Much of Nice’s research focuses on pulsars, or fast-spinning stars that have reached the ends of their “ordinary” lifetimes.
“Pulsars are extreme objects by any measure: They are more massive than the sun, yet they can spin around tens or hundreds of times a second. Pulsars emit regularly spaced trains of pulses that we can detect using radio telescopes,” says Nice, who uses telescopes in Puerto Rico and West Virginia that can be operated remotely using computers at Lafayette to complete his research.
Nice is part of an international group of physicists that received a $6.5 million, multi-institution grant from the National Science Foundation (NSF) for research on applications of pulsar observations. Lafayette’s portion is $145,884.
The group is seeking to directly detect gravitational waves, which Nice describes as “ripples in spacetime that are a prediction of Einstein’s theory of general relativity.” As pulsar signals travel through space from the pulsar to the Earth, ripples affect their motion and they can end up arriving at telescopes a little earlier or a little later than they otherwise would.

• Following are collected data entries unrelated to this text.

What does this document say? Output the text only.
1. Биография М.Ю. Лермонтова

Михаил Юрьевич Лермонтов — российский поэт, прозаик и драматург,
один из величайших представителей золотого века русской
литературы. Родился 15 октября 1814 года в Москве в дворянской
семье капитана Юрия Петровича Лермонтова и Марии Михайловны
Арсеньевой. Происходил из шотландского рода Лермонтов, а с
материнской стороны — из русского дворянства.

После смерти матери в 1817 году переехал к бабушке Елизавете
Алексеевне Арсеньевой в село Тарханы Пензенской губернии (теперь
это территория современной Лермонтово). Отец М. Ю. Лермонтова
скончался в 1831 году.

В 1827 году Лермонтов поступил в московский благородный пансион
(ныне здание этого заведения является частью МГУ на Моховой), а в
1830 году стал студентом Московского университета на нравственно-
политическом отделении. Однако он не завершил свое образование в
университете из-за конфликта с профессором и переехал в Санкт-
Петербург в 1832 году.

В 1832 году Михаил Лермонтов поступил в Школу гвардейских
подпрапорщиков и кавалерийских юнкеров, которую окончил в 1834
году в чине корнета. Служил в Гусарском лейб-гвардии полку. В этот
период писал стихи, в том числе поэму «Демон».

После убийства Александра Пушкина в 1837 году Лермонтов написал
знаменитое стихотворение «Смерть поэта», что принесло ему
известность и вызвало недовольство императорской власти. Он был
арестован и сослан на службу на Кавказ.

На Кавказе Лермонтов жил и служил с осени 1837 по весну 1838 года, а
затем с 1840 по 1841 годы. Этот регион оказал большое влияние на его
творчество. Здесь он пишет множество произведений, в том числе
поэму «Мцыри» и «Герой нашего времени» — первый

This research is significant because it will open up an entirely new spectrum for studying the universe. With pulsars, this group of physicists is working to detect slow-changing waves with periods of several years. No one has yet successfully directly detected gravitational waves, but Nice is hopeful that it will happen soon and that their observations of the gravitational wave spectrum will bring new information about the universe.

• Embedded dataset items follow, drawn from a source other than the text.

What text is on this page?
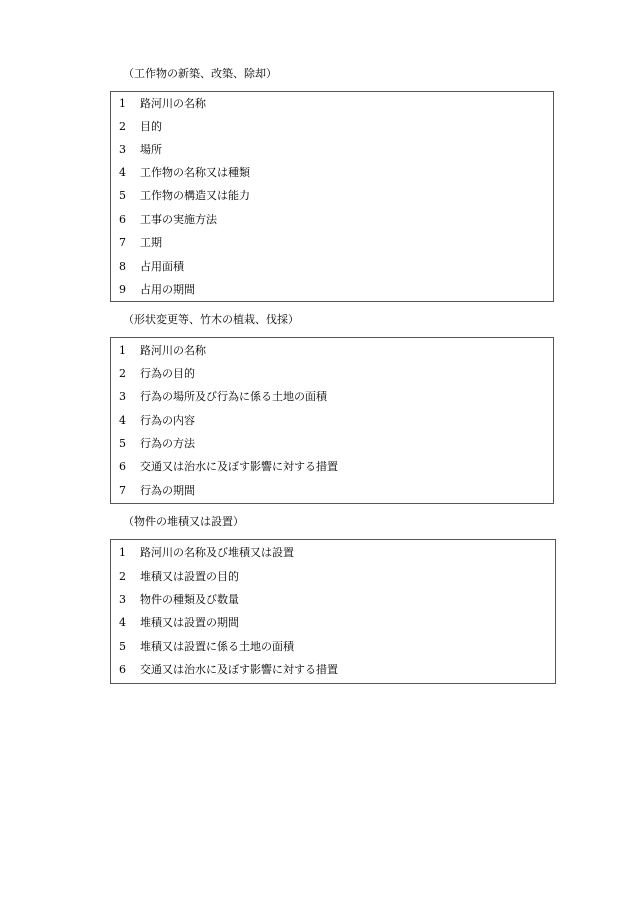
（工作物の新築、改築、除却）
1	路河川の名称
2	目的
3	場所
4	工作物の名称又は種類
5	工作物の構造又は能力
6	工事の実施方法
7	工期
8	占用面積
9	占用の期間
（形状変更等、竹木の植栽、伐採）
1	路河川の名称
2	行為の目的
3	行為の場所及び行為に係る土地の面積
4	行為の内容
5	行為の方法
6	交通又は治水に及ぼす影響に対する措置
7	行為の期間
（物件の堆積又は設置）
1	路河川の名称及び堆積又は設置
2	堆積又は設置の目的
3	物件の種類及び数量
4	堆積又は設置の期間
5	堆積又は設置に係る土地の面積
6	交通又は治水に及ぼす影響に対する措置
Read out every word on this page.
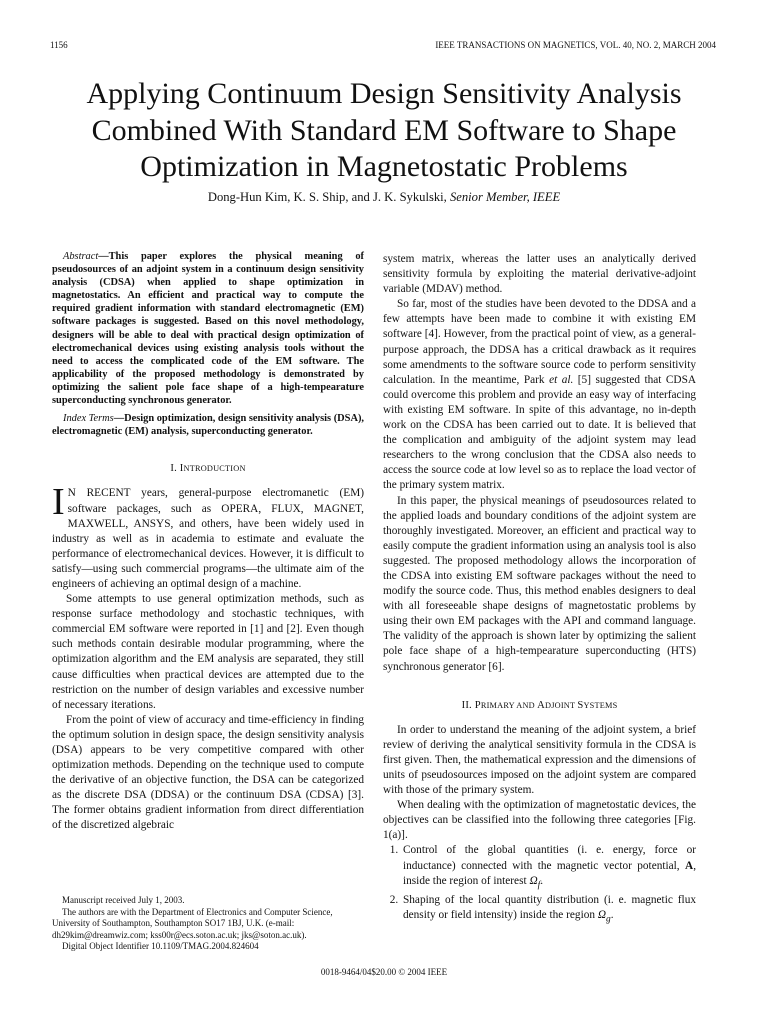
1156	IEEE TRANSACTIONS ON MAGNETICS, VOL. 40, NO. 2, MARCH 2004
Applying Continuum Design Sensitivity Analysis Combined With Standard EM Software to Shape Optimization in Magnetostatic Problems
Dong-Hun Kim, K. S. Ship, and J. K. Sykulski, Senior Member, IEEE

Abstract—This paper explores the physical meaning of pseudosources of an adjoint system in a continuum design sensitivity analysis (CDSA) when applied to shape optimization in magnetostatics. An efficient and practical way to compute the required gradient information with standard electromagnetic (EM) software packages is suggested. Based on this novel methodology, designers will be able to deal with practical design optimization of electromechanical devices using existing analysis tools without the need to access the complicated code of the EM software. The applicability of the proposed methodology is demonstrated by optimizing the salient pole face shape of a high-tempearature superconducting synchronous generator.

Index Terms—Design optimization, design sensitivity analysis (DSA), electromagnetic (EM) analysis, superconducting generator.

I. INTRODUCTION

I N RECENT years, general-purpose electromanetic (EM) software packages, such as OPERA, FLUX, MAGNET, MAXWELL, ANSYS, and others, have been widely used in industry as well as in academia to estimate and evaluate the performance of electromechanical devices. However, it is difficult to satisfy—using such commercial programs—the ultimate aim of the engineers of achieving an optimal design of a machine.

Some attempts to use general optimization methods, such as response surface methodology and stochastic techniques, with commercial EM software were reported in [1] and [2]. Even though such methods contain desirable modular programming, where the optimization algorithm and the EM analysis are separated, they still cause difficulties when practical devices are attempted due to the restriction on the number of design variables and excessive number of necessary iterations.

From the point of view of accuracy and time-efficiency in finding the optimum solution in design space, the design sensitivity analysis (DSA) appears to be very competitive compared with other optimization methods. Depending on the technique used to compute the derivative of an objective function, the DSA can be categorized as the discrete DSA (DDSA) or the continuum DSA (CDSA) [3]. The former obtains gradient information from direct differentiation of the discretized algebraic

system matrix, whereas the latter uses an analytically derived sensitivity formula by exploiting the material derivative-adjoint variable (MDAV) method.

So far, most of the studies have been devoted to the DDSA and a few attempts have been made to combine it with existing EM software [4]. However, from the practical point of view, as a general-purpose approach, the DDSA has a critical drawback as it requires some amendments to the software source code to perform sensitivity calculation. In the meantime, Park et al. [5] suggested that CDSA could overcome this problem and provide an easy way of interfacing with existing EM software. In spite of this advantage, no in-depth work on the CDSA has been carried out to date. It is believed that the complication and ambiguity of the adjoint system may lead researchers to the wrong conclusion that the CDSA also needs to access the source code at low level so as to replace the load vector of the primary system matrix.

In this paper, the physical meanings of pseudosources related to the applied loads and boundary conditions of the adjoint system are thoroughly investigated. Moreover, an efficient and practical way to easily compute the gradient information using an analysis tool is also suggested. The proposed methodology allows the incorporation of the CDSA into existing EM software packages without the need to modify the source code. Thus, this method enables designers to deal with all foreseeable shape designs of magnetostatic problems by using their own EM packages with the API and command language. The validity of the approach is shown later by optimizing the salient pole face shape of a high-tempearature superconducting (HTS) synchronous generator [6].

II. PRIMARY AND ADJOINT SYSTEMS

In order to understand the meaning of the adjoint system, a brief review of deriving the analytical sensitivity formula in the CDSA is first given. Then, the mathematical expression and the dimensions of units of pseudosources imposed on the adjoint system are compared with those of the primary system.

When dealing with the optimization of magnetostatic devices, the objectives can be classified into the following three categories [Fig. 1(a)].

1. Control of the global quantities (i. e. energy, force or inductance) connected with the magnetic vector potential, A, inside the region of interest $\Omega_f$.
2. Shaping of the local quantity distribution (i. e. magnetic flux density or field intensity) inside the region $\Omega_g$.

Manuscript received July 1, 2003.

The authors are with the Department of Electronics and Computer Science, University of Southampton, Southampton SO17 1BJ, U.K. (e-mail: dh29kim@dreamwiz.com; kss00r@ecs.soton.ac.uk; jks@soton.ac.uk).

Digital Object Identifier 10.1109/TMAG.2004.824604

0018-9464/04$20.00 © 2004 IEEE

“Signals from a typical pulsar that we observe take several thousand years to reach us,” he says. “The gravitational waves probably perturb their travel times by less than 100 nanoseconds, so we will have to measure pulsar signals with exquisite precision in order to detect the effect of the gravitational waves. By improving the precision of our telescope measurements, by increasing the number of pulsars under observation, and by pooling our resources with other astrophysicists around North America and around the world, we hope to be able to directly detect gravitational waves within a few years.”

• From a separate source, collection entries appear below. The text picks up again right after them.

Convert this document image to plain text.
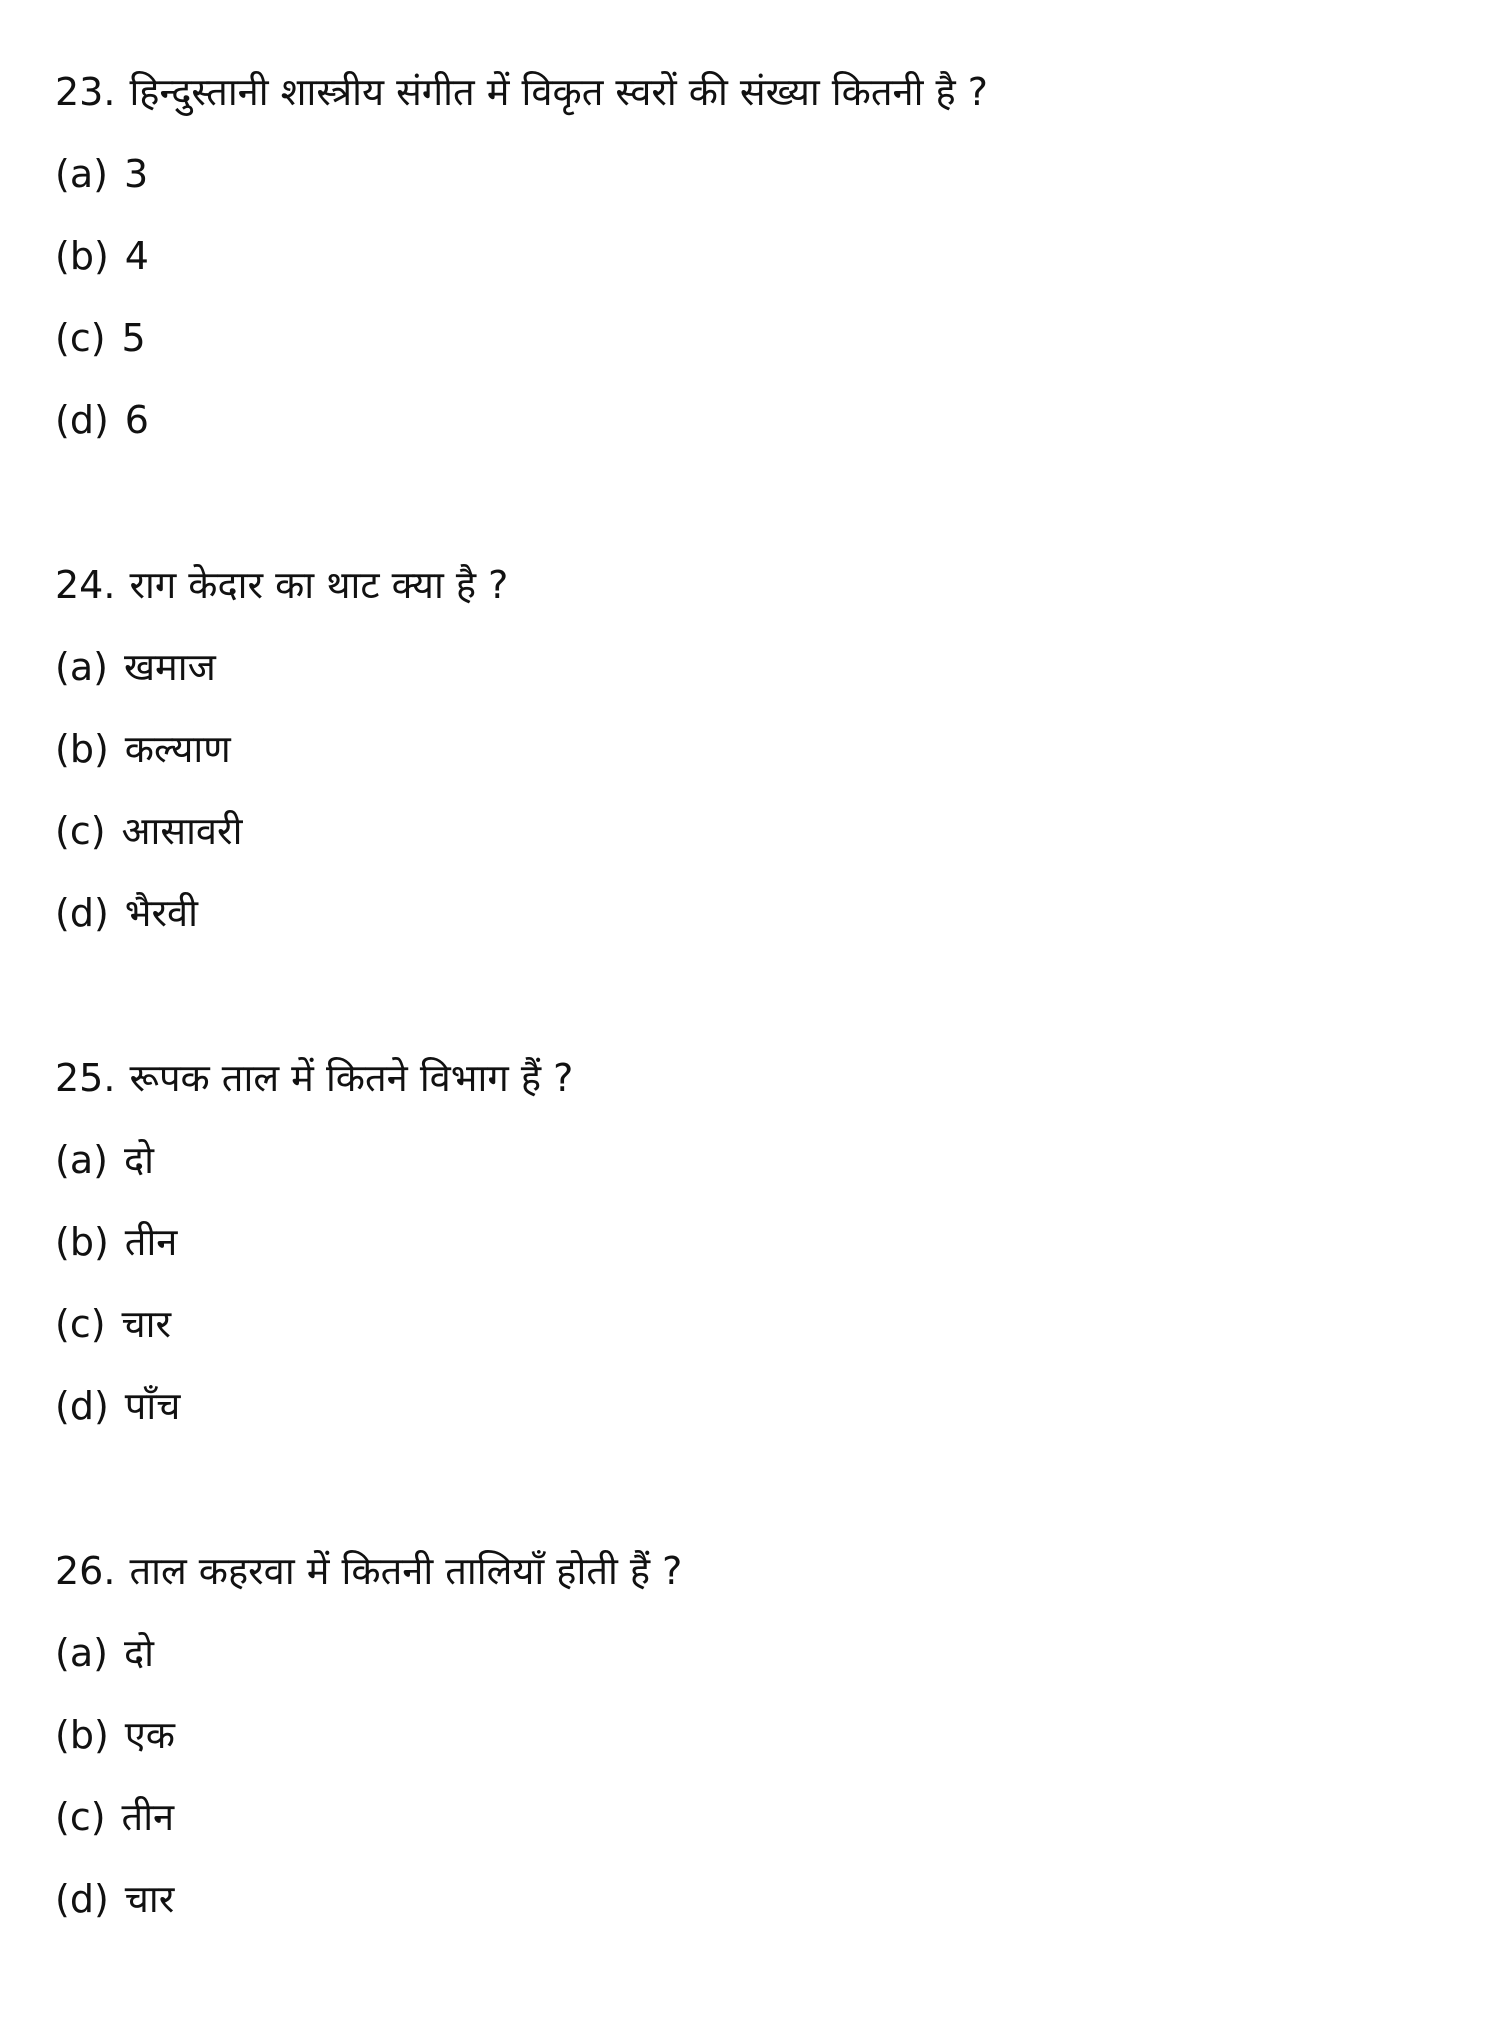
23. हिन्दुस्तानी शास्त्रीय संगीत में विकृत स्वरों की संख्या कितनी है ?
(a) 3
(b) 4
(c) 5
(d) 6
24. राग केदार का थाट क्या है ?
(a) खमाज
(b) कल्याण
(c) आसावरी
(d) भैरवी
25. रूपक ताल में कितने विभाग हैं ?
(a) दो
(b) तीन
(c) चार
(d) पाँच
26. ताल कहरवा में कितनी तालियाँ होती हैं ?
(a) दो
(b) एक
(c) तीन
(d) चार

The schools involved in the five-year NSF grant are West Virginia University, Cornell, University of Vermont, University of Texas (Brownsville), University of Wisconsin (Milwaukee), Oberlin, Franklin and Marshall, and the National Radio Astronomy Observatory. One of the purposes of the grant is to broaden collaborative work not just among the institutions receiving grants, but also with colleagues worldwide working in this field.
“We have close collaborations with astrophysicists at other institutions in North America, and we are working on pooling resources with researchers throughout the world (Australia, England, Germany, etc.),” says Nice, who earned his Ph.D. and M.A. from Princeton University.
Some of the group’s research was published in April in The Astrophysical Journal article “Arecibo PALFA Survey and Einstein@Home: Binary Pulsar Discovery by Volunteer Computing.”
Nice, who started at the College this past year, chose Lafayette because of the supportive environment for research.
“I came here because I want to be at an institution where I can work closely with students,” he says, “where I can teach courses which are rigorous, illuminating, and exciting, and where I can undertake cutting-edge research.”